Let’s be real, Alicia Vikander had it really tough to compete against Angelina Jolie from the two Tomb Raider movies of around 15 years ago. Sure that’s a whole generation gap in between the old movies and the newest one, but memories remain! Although the young actress does not possess the charm and femme fatalle characteristics from her senior, Alicia did portray a convincing, determined and strong-willed woman who went to extraordinary lengths to achieve the change that her life so desperately required. NO SPOILERS THIS TIME!
Lara was born in a family with history and wealth, but with absent parents and a mother who passed away early. Her father, Richard Croft, had a passion for historic artifacts and tales and was obsessed with the occult since his wife’s death. As a result, the magnate spent long periods of time abroad. That was until he came across the story of Himeko, a Japanese death Goddess who was imprisoned on an island close to the Japanese coast. He had never returned from that trip and had left Lara alone.
When Lara was about to finally sign the papers to become the owner of the Croft enterprises, thus admitting that her father was dead, she received a puzzle alongside the papers that she had to sign. Once solved, Lara knew where she should go to find more about her father and what had truly happened to him, thus beginning an adventure in pursuit of Himeko’s legend and to discover father’s whereabouts or at least, his final resting place.
For those of you who don’t know, Tomb Raider was a popular video game franchise back in the 90’s and mid-2000’s where you play as Lara Croft to solve puzzles and kill bad guys. That’s a generalist way of putting it. It is arguable if it’s still popular or not, but that’s not what I am here to discuss.
Unlike this movie’s predecessors, Tomb Raider 2018 begins before the acquisition of the Croft Industries by Lara, which means that she is as poor as the next girl. The movie plays out well with a pace that does not let you yawn as it intertwines in between action and suspense scenes.
The plot does not beat around the bush at all, and the road to the point is always clear. One time she’s racing on a bike, another she’s signing papers and discovering what her father was up to, and then she’s looking for a captain, Lu Ren, to take her to an uncharted island.
After a tumultuous arrival at the island’s shore, Lara and Lu Ren do not have it easy for them. I was thrilled with the authenticity of the sequences! Watching Lara running around the forest, getting scratched here and there. The mixture of moans and screams when she’s in pain or trying really hard to do something had me somewhat divided in between originality and being obnoxious. All of this really emphasizes the sense of survivability in the movie, although there’s a part where someone gets stabbed and barely bats an eye because of it for the rest of the film… But the sense is there, nonetheless…
The action scenes were above average, some guns here and there. Some arrows flying with deadly aim here and there as well. But then, there’s a freaking grappling fight where Lara submits her opponent who ends up dying with his face in a puddle of mud. That was the cherry on the cake!
As for the exploration scenes, they were okay… I was counting on watching a lot more puzzles than the ones I saw and unfortunately, even the ones’ present lack a little more depth to them.
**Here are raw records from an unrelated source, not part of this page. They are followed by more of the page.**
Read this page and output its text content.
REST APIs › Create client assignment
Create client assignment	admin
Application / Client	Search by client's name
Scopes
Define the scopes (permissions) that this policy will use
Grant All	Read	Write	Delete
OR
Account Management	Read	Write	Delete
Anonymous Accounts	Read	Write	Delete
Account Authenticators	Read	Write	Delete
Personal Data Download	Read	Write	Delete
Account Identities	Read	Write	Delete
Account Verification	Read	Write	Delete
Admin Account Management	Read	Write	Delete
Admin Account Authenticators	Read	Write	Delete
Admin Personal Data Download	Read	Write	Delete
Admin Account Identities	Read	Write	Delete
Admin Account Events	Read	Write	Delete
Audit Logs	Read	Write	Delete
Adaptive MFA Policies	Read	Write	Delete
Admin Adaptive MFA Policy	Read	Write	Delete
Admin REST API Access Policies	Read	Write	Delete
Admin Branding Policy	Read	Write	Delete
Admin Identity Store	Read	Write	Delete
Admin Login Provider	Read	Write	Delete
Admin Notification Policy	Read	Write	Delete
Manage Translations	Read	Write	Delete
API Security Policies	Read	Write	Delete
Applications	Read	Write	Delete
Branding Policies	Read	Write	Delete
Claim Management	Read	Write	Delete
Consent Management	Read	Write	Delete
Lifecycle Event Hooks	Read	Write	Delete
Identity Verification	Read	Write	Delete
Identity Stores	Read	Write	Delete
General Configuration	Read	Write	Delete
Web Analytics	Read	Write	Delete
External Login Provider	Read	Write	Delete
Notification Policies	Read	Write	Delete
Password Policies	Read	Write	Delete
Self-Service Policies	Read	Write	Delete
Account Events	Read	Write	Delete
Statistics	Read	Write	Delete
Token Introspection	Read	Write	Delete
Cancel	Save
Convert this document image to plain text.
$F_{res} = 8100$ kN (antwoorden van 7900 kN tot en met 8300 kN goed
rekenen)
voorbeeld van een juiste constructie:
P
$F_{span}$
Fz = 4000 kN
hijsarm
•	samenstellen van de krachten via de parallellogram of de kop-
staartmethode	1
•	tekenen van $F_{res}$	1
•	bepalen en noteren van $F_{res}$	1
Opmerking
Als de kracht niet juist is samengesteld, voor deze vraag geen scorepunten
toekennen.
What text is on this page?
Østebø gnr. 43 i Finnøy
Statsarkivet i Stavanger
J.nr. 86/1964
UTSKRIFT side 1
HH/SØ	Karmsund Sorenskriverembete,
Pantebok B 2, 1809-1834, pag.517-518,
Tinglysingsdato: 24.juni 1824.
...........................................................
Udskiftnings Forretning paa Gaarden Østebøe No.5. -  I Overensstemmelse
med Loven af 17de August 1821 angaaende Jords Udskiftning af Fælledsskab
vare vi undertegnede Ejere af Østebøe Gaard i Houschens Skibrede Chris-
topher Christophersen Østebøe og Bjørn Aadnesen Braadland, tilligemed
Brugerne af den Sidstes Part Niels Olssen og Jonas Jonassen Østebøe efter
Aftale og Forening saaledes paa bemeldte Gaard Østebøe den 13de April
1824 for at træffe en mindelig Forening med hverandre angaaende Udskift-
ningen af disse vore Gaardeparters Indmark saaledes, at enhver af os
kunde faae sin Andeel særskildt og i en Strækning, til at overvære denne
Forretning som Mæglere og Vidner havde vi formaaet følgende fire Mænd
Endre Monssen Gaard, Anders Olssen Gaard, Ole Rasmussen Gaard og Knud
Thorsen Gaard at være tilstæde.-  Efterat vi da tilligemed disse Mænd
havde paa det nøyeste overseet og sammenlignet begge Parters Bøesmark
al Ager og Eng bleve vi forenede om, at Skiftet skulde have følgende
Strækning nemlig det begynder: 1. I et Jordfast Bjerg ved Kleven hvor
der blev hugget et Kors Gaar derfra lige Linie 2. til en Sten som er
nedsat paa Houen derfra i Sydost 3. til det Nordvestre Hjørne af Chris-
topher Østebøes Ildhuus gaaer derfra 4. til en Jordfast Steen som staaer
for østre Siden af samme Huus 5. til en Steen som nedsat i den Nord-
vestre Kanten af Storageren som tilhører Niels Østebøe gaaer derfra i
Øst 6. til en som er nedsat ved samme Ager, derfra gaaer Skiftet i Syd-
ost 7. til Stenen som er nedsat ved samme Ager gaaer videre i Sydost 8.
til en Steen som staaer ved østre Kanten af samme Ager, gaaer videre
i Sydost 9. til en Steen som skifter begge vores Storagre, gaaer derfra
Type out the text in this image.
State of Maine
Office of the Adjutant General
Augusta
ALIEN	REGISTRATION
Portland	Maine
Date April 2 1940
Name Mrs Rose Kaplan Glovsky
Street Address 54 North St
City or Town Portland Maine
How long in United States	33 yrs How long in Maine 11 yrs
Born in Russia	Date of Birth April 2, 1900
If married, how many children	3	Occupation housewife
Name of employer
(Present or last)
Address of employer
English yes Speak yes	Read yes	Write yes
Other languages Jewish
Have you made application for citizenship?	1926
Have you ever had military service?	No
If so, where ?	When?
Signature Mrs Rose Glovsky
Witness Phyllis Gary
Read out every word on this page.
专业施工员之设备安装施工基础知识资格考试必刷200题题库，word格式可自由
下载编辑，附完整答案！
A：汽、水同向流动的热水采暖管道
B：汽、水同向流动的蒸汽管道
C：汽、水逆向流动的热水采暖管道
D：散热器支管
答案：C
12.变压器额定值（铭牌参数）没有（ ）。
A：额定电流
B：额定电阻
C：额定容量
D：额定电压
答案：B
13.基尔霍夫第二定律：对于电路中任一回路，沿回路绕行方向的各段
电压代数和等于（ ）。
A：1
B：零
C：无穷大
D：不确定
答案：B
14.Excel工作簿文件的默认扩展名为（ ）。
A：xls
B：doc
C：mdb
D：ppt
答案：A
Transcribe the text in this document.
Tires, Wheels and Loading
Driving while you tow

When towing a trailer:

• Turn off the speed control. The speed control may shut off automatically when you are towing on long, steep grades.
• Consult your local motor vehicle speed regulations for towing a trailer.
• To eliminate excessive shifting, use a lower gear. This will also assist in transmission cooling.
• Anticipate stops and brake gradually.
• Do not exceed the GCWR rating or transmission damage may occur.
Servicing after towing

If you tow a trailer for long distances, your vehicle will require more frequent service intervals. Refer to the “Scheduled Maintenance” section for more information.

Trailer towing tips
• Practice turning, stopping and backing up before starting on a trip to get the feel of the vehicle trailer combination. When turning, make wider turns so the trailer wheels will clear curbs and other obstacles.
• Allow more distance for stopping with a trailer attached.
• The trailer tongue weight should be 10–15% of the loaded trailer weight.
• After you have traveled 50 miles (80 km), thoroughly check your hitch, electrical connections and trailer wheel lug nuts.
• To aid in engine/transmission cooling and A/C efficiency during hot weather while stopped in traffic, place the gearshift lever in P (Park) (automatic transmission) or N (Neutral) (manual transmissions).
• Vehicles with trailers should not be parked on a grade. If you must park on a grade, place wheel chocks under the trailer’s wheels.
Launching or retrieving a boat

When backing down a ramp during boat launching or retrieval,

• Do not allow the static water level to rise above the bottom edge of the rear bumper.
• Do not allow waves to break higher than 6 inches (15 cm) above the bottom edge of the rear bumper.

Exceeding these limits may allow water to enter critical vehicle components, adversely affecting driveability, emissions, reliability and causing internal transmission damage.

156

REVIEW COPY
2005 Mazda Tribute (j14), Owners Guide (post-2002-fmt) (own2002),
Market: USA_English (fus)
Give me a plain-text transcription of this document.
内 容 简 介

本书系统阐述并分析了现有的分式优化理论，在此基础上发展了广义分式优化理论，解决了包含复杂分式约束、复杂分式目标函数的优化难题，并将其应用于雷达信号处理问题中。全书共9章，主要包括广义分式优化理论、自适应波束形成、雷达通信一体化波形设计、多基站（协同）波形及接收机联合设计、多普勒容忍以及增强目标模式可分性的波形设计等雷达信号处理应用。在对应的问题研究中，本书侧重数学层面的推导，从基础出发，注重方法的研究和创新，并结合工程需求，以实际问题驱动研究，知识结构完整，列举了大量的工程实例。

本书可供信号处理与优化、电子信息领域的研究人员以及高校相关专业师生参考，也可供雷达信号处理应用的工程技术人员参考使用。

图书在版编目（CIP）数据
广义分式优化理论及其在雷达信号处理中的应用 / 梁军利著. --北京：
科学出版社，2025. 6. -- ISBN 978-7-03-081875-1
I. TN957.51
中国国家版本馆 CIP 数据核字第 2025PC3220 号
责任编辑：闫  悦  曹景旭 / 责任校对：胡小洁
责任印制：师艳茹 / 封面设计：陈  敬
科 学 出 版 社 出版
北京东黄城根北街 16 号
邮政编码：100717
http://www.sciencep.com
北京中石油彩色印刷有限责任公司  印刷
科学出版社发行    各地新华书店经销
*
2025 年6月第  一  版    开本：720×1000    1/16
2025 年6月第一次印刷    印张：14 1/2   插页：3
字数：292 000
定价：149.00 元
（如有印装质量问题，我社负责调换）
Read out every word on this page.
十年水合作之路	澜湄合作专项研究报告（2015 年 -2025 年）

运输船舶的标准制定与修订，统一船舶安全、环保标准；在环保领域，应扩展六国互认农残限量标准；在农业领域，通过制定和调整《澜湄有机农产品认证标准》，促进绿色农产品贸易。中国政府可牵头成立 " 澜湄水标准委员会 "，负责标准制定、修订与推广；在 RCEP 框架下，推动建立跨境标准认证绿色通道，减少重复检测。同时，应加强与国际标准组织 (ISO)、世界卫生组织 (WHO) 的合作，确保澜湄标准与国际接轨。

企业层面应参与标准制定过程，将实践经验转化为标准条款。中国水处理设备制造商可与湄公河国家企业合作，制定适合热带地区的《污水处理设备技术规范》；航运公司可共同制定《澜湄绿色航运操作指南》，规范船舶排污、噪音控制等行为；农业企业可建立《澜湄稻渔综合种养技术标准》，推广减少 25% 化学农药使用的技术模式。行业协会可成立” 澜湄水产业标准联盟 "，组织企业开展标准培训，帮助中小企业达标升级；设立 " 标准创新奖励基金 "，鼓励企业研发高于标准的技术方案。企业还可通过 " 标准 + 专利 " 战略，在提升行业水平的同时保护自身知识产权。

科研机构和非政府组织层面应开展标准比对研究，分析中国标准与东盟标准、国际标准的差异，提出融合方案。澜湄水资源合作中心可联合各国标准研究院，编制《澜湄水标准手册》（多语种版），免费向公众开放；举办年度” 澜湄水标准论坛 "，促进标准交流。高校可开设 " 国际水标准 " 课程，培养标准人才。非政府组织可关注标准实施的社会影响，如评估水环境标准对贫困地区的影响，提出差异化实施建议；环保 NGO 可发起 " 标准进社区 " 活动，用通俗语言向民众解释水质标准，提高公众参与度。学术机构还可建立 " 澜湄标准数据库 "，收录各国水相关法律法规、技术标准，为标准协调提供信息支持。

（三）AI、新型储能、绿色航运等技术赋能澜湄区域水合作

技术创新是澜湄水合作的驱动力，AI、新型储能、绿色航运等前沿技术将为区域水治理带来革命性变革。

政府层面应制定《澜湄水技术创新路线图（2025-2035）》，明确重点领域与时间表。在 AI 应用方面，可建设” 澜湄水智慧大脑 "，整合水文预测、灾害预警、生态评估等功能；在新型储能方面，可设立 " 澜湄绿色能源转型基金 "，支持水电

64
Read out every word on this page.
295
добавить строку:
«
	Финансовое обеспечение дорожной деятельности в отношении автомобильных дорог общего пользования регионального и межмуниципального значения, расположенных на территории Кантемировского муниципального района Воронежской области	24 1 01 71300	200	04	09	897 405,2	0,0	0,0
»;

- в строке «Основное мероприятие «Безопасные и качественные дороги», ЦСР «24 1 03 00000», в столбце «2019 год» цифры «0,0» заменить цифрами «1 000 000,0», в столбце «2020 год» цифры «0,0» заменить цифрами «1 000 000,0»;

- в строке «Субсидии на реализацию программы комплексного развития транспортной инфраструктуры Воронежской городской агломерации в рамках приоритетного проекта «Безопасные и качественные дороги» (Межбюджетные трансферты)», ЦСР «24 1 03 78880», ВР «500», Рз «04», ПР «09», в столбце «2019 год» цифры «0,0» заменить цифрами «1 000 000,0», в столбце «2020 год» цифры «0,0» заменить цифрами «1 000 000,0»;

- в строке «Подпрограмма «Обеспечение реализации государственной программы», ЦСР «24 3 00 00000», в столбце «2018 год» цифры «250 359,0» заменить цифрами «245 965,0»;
Alas, by the end of the movie we have two little twists, one for the main story of this piece of the 7th art, and the other almost prophesizing a sequel, which if you take a look at the worldwide box office, we’ll probably get to witness since it profited something around 93 million dollars.
Tomb Raider 2018 is definitely a good movie across all points on the board, but it lacks something that would make it memorable. A sequel would certainly make sense for a more ambitious movie, but I’m also inclined that there are some risks in doing so since the movie was not a clear success.